Fluid shear is a form of mechanical stimulus, however, mechanical stimuli in the form of biophysical cues also have been suggested to play a role in the TM cell expansion and remodeling [37]. The trabecular cell surfaces as well as the inter-trabecular spaces are lined with mucinous GAGs (glycosaminoglycans) [42, 43]. Whether GAGs are associated with biophysical cues remain to be determined. Biophysical cues have been shown to result in changes in shape and motility of TM cells [37]. Notably, laser trabeculoplasty (LT) is one of the effective intervention strategies in glaucoma. Low threshold laser trabeculoplasty has been proposed to provide some sort of local mechanical stimulus to TM cells without causing damage or burn to them.
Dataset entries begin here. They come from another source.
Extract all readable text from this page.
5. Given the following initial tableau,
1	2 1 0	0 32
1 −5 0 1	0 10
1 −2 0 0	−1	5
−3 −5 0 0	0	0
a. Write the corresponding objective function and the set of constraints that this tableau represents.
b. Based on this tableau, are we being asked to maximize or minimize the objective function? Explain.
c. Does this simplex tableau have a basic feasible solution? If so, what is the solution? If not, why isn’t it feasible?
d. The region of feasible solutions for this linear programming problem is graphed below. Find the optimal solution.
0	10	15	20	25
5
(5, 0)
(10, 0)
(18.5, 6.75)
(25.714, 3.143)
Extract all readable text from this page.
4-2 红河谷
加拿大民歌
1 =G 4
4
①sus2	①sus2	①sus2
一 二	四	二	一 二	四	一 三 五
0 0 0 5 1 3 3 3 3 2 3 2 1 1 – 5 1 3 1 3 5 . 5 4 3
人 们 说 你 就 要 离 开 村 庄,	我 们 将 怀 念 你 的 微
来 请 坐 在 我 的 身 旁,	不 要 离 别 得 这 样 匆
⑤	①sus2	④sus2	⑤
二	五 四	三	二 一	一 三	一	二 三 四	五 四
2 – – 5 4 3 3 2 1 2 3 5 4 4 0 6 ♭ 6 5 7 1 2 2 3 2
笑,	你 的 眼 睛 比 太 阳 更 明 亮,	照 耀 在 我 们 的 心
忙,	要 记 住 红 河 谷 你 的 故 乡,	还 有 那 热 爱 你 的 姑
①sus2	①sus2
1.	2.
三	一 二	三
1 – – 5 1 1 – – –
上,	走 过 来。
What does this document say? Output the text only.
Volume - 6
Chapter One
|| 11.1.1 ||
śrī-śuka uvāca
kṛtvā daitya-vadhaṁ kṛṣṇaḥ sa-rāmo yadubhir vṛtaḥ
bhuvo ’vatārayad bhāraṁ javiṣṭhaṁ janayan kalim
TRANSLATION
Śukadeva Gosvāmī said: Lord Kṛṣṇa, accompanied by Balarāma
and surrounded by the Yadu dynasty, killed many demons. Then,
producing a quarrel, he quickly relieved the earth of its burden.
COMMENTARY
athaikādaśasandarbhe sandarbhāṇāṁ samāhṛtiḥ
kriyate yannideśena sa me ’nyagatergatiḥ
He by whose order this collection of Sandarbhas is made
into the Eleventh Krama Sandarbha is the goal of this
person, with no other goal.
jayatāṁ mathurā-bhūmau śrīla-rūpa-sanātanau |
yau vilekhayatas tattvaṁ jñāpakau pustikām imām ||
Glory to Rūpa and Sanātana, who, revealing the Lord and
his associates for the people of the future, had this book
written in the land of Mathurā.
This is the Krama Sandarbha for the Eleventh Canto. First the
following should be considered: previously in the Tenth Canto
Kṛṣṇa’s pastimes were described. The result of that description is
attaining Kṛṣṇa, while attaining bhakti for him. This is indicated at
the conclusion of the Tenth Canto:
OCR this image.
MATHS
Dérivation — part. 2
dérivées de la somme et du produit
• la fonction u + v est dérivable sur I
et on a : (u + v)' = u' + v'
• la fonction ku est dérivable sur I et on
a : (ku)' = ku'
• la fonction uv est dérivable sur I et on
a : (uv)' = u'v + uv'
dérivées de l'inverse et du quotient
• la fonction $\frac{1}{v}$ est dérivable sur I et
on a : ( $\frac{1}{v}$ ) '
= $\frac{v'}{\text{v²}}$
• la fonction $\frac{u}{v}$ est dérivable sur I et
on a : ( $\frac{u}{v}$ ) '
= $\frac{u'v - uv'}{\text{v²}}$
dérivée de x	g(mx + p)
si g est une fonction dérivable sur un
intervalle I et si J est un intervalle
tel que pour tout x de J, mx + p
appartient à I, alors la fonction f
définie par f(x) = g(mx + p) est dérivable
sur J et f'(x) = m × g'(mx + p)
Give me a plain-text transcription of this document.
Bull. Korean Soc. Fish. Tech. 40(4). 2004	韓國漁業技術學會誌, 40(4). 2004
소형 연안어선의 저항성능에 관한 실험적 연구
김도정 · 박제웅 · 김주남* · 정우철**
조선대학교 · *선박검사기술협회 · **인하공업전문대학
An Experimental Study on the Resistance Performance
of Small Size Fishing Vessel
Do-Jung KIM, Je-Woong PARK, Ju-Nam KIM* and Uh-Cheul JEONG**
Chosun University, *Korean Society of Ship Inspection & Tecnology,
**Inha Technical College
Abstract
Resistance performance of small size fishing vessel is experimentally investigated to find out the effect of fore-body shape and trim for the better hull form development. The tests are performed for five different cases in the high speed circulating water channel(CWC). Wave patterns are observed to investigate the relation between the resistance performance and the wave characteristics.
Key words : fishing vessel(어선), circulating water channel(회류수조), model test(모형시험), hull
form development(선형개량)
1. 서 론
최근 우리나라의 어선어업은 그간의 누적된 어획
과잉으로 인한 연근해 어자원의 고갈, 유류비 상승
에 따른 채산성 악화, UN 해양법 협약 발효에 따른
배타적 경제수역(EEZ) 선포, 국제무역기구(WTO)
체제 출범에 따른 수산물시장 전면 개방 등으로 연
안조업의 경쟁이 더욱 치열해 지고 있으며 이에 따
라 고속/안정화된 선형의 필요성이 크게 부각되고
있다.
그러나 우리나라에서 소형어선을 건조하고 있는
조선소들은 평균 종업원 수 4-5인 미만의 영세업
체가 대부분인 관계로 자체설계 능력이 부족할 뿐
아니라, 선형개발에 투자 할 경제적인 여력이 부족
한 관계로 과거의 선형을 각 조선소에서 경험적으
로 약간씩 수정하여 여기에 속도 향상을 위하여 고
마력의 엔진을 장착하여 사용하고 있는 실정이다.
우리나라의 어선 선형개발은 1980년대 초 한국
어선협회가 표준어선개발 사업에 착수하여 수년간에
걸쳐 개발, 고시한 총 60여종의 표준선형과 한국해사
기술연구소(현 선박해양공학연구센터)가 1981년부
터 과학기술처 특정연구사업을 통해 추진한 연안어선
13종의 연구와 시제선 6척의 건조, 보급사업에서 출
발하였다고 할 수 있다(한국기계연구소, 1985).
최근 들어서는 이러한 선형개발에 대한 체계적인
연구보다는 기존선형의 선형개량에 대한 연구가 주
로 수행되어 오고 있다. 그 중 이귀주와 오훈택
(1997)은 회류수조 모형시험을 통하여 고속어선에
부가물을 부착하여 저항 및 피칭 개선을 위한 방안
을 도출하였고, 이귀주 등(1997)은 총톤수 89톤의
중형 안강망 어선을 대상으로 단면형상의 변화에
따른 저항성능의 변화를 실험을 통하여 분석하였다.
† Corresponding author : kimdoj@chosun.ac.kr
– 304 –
Specific changes due to LT have not been clearly discernable at an ultrastructural level [44], but global TM glycosylation changes have been confirmed and detected both at cellular [45] and at tissue level in cat eyes [21] subjected to LT. The LT associated glycosylation changes remain to be revisited using different interdisciplinary approaches. Changes have been found in cell shape and behavior after LT treatment [45, 46]. It is important to note that absence of ophthalmic and other history of donor eyes remains a problem for overall interpretation and analyses. Usually donor eyes arrive and information follows. Of the 32 total glaucoma eyes procured for these studies we could get the static perimetry results confirming glaucomatous optic neuropathy (mean defect in Supplemental Table S1) and other pertinent ophthalmic information for only about 20 of them (62.5%). Two glaucoma eyes subjected to LT were excluded from final analyses therefore we could use only 56.3% of the procured glaucomatous donor eyes for our final analyses. Another problem with glaucomatous eyes is the frequent incomplete information about treatment medications, which poses some problems in stratifying results. With recognition of these challenges, we have now initiated efforts in procuring glaucomatous donor eyes with more complete information and also for a greater medical history period.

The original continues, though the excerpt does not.